A classroom search led to a remarkable stellar find
A group of undergraduate students at the University of Chicago has identified what may be one of the oldest known stars in the universe, and the object appears to have an origin story even more unusual than its age. According to Universe Today, the star, designated SDSS J0715-7334, is now in the Milky Way but likely formed in another galaxy before migrating here.
The discovery grew out of a “Field Course in Astrophysics” led by Professor Alex Ji, with graduate teaching assistants Hillary Andales and Pierre Thibodeaux. Working with data from the Sloan Digital Sky Survey, students spent weeks examining thousands of stellar candidates and narrowed them to 77 objects for follow-up observations. On March 21, 2025, they observed SDSS J0715-7334 for three hours using the MIKE instrument on the Magellan telescopes at Las Campanas Observatory.
Why this star stands out
Universe Today reports that SDSS J0715-7334 is a red giant located 79,256 light-years away and has an extraordinarily low metallicity. Its composition is described as almost entirely hydrogen and helium, with only 0.005% of the metals found in stars like the Sun. The report says this gives it the lowest metallicity of any star yet observed.
That is the key to its significance. In astronomy, “metals” means elements heavier than helium. The earliest stars formed before the universe had been significantly enriched with those heavier elements. Later stellar generations inherited progressively more of them after earlier stars lived, exploded, and seeded space with new material. A star with extremely little metal content is therefore a clue to a much earlier cosmic era.
In that sense, SDSS J0715-7334 is valuable not only as an object in the sky but as a record of conditions close to the beginning of stellar history. It appears to belong to a population that formed after the very first stars had already ended their lives and enriched the universe just enough for a second generation to emerge.
The migration story may be just as important
The most striking twist is that the star may not be native to the Milky Way at all. Universe Today says the team concluded that it migrated from another galaxy. That claim adds a galactic archaeology dimension to the discovery. The Milky Way is not a static, closed system; it has grown over time by interacting with and absorbing smaller companions. A star like this could therefore act as evidence of that long history of assembly.
The report specifically references the Large Magellanic Cloud, one of the Milky Way’s satellite galaxies. While the supplied text does not fully detail the chain of evidence connecting the star to a specific origin, the core point is clear: researchers believe this ancient object formed outside our galaxy and later became part of it.
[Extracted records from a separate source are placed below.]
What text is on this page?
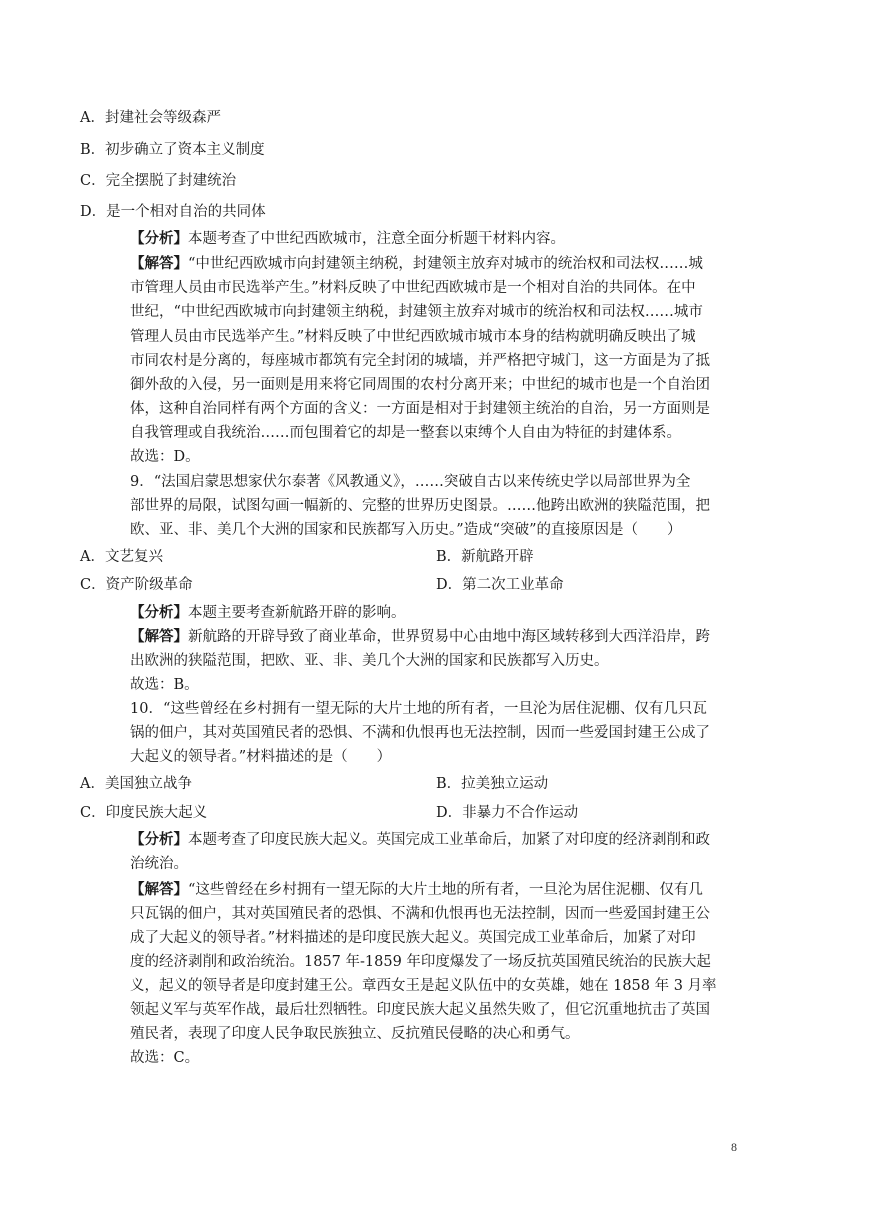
A．封建社会等级森严
B．初步确立了资本主义制度
C．完全摆脱了封建统治
D．是一个相对自治的共同体
【分析】本题考查了中世纪西欧城市，注意全面分析题干材料内容。
【解答】“中世纪西欧城市向封建领主纳税，封建领主放弃对城市的统治权和司法权……城
市管理人员由市民选举产生。”材料反映了中世纪西欧城市是一个相对自治的共同体。在中
世纪，“中世纪西欧城市向封建领主纳税，封建领主放弃对城市的统治权和司法权……城市
管理人员由市民选举产生。”材料反映了中世纪西欧城市城市本身的结构就明确反映出了城
市同农村是分离的，每座城市都筑有完全封闭的城墙，并严格把守城门，这一方面是为了抵
御外敌的入侵，另一面则是用来将它同周围的农村分离开来；中世纪的城市也是一个自治团
体，这种自治同样有两个方面的含义：一方面是相对于封建领主统治的自治，另一方面则是
自我管理或自我统治……而包围着它的却是一整套以束缚个人自由为特征的封建体系。
故选：D。
9．“法国启蒙思想家伏尔泰著《风教通义》，……突破自古以来传统史学以局部世界为全
部世界的局限，试图勾画一幅新的、完整的世界历史图景。……他跨出欧洲的狭隘范围，把
欧、亚、非、美几个大洲的国家和民族都写入历史。”造成“突破”的直接原因是（　　）
A．文艺复兴	B．新航路开辟
C．资产阶级革命	D．第二次工业革命
【分析】本题主要考查新航路开辟的影响。
【解答】新航路的开辟导致了商业革命，世界贸易中心由地中海区域转移到大西洋沿岸，跨
出欧洲的狭隘范围，把欧、亚、非、美几个大洲的国家和民族都写入历史。
故选：B。
10．“这些曾经在乡村拥有一望无际的大片土地的所有者，一旦沦为居住泥棚、仅有几只瓦
锅的佃户，其对英国殖民者的恐惧、不满和仇恨再也无法控制，因而一些爱国封建王公成了
大起义的领导者。”材料描述的是（　　）
A．美国独立战争	B．拉美独立运动
C．印度民族大起义	D．非暴力不合作运动
【分析】本题考查了印度民族大起义。英国完成工业革命后，加紧了对印度的经济剥削和政
治统治。
【解答】“这些曾经在乡村拥有一望无际的大片土地的所有者，一旦沦为居住泥棚、仅有几
只瓦锅的佃户，其对英国殖民者的恐惧、不满和仇恨再也无法控制，因而一些爱国封建王公
成了大起义的领导者。”材料描述的是印度民族大起义。英国完成工业革命后，加紧了对印
度的经济剥削和政治统治。1857 年-1859 年印度爆发了一场反抗英国殖民统治的民族大起
义，起义的领导者是印度封建王公。章西女王是起义队伍中的女英雄，她在 1858 年 3 月率
领起义军与英军作战，最后壮烈牺牲。印度民族大起义虽然失败了，但它沉重地抗击了英国
殖民者，表现了印度人民争取民族独立、反抗殖民侵略的决心和勇气。
故选：C。
8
If that interpretation is correct, the find is important for two reasons at once. It extends the catalog of extremely ancient stars and strengthens the idea that the Milky Way’s oldest stellar inhabitants may include immigrants from other galactic systems. In effect, the star becomes both a chemical fossil and a witness to galactic mixing.
A reminder of what big sky surveys can enable
The discovery also highlights the continuing scientific value of survey infrastructure. The Sloan Digital Sky Survey has spent decades collecting spectra of millions of objects across the sky, and the current SDSS-V phase continues that work with observatories in both hemispheres. That broad coverage makes it possible not only to answer planned research questions but to give students access to datasets rich enough for real discovery.
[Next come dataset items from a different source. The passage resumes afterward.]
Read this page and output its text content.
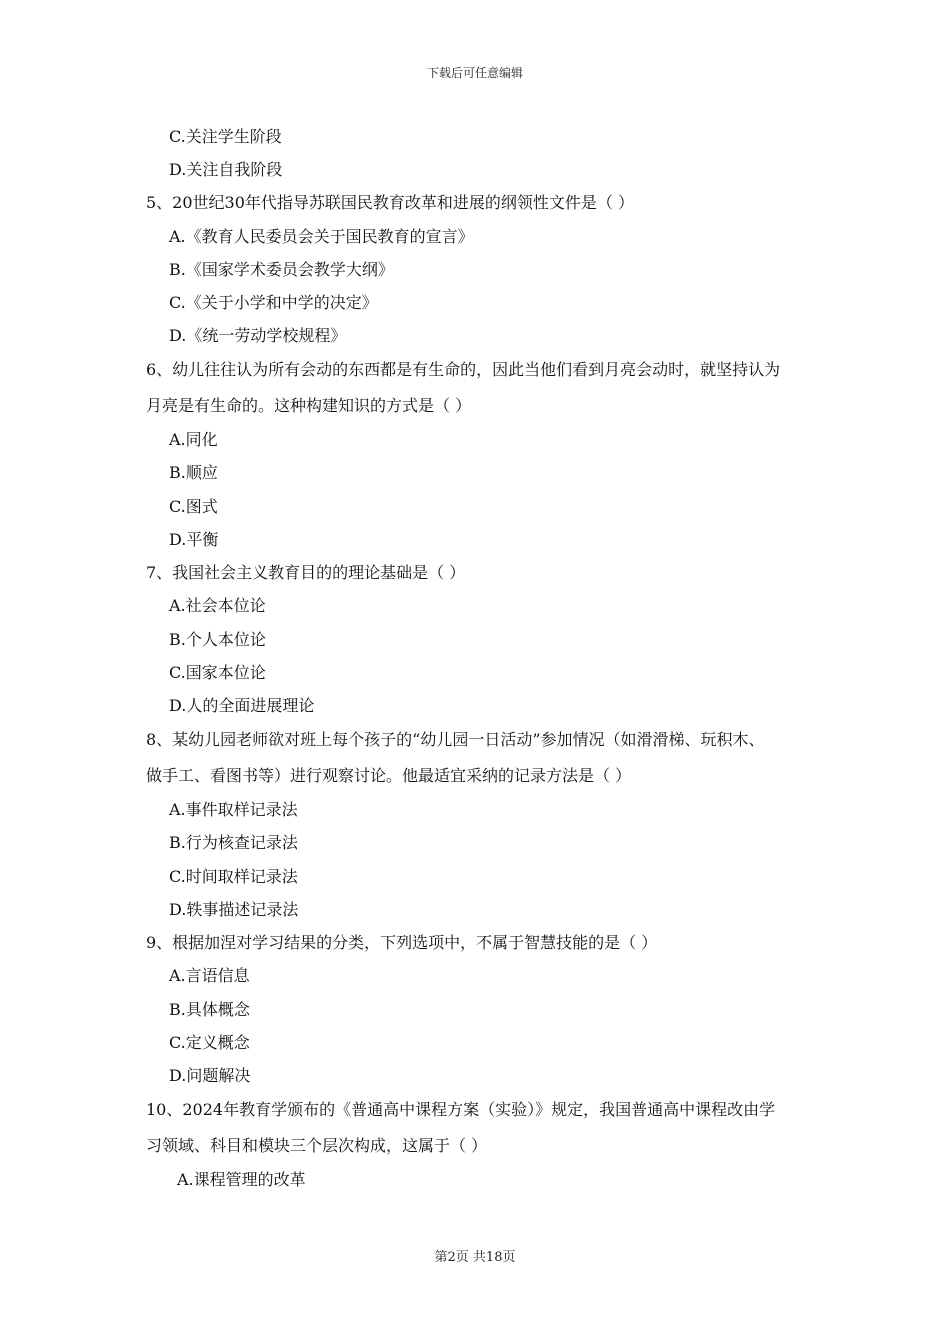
下载后可任意编辑
C.关注学生阶段
D.关注自我阶段
5、20世纪30年代指导苏联国民教育改革和进展的纲领性文件是（ ）
A.《教育人民委员会关于国民教育的宣言》
B.《国家学术委员会教学大纲》
C.《关于小学和中学的决定》
D.《统一劳动学校规程》
6、幼儿往往认为所有会动的东西都是有生命的，因此当他们看到月亮会动时，就坚持认为
月亮是有生命的。这种构建知识的方式是（ ）
A.同化
B.顺应
C.图式
D.平衡
7、我国社会主义教育目的的理论基础是（ ）
A.社会本位论
B.个人本位论
C.国家本位论
D.人的全面进展理论
8、某幼儿园老师欲对班上每个孩子的“幼儿园一日活动”参加情况（如滑滑梯、玩积木、
做手工、看图书等）进行观察讨论。他最适宜采纳的记录方法是（ ）
A.事件取样记录法
B.行为核查记录法
C.时间取样记录法
D.轶事描述记录法
9、根据加涅对学习结果的分类，下列选项中，不属于智慧技能的是（ ）
A.言语信息
B.具体概念
C.定义概念
D.问题解决
10、2024年教育学颁布的《普通高中课程方案（实验）》规定，我国普通高中课程改由学
习领域、科目和模块三个层次构成，这属于（ ）
A.课程管理的改革
第2页 共18页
That educational angle is more than a feel-good detail. It shows how modern astronomy increasingly depends on large, open-ended data systems that can be used by many kinds of investigators, from senior researchers to students in a university field course. The bottleneck is not simply access to telescopes; it is the ability to identify rare objects hidden inside enormous catalogs.
In this case, that process appears to have worked exceptionally well. Students screened several thousand candidates, selected a much smaller set for closer attention, and then captured an object with unusually strong scientific value. The result is a reminder that discovery in astronomy often comes from patient filtering as much as from headline-grabbing instruments.
What scientists may learn next
Even from the limited material provided, the next stage is easy to see. An object this metal-poor invites more detailed study of its chemistry, motion, and origin. Researchers will want to understand exactly how it fits into the early history of star formation and how confidently it can be linked to an external galaxy.
Whatever those follow-up results show, SDSS J0715-7334 already represents a notable find. It is a rare example of how a single star can touch several of astronomy’s biggest themes at once: the aftermath of the first stars, the chemical evolution of the universe, and the long merger-driven growth of the Milky Way.
Key points
- University of Chicago undergraduates identified SDSS J0715-7334 using Sloan Digital Sky Survey data.
- The star is described as extremely metal-poor, with only 0.005% of the metals found in stars like the Sun.
- Researchers say it is one of the oldest known stars and likely originated outside the Milky Way.
- The finding links early-universe chemistry with the Milky Way’s history of absorbing smaller galaxies.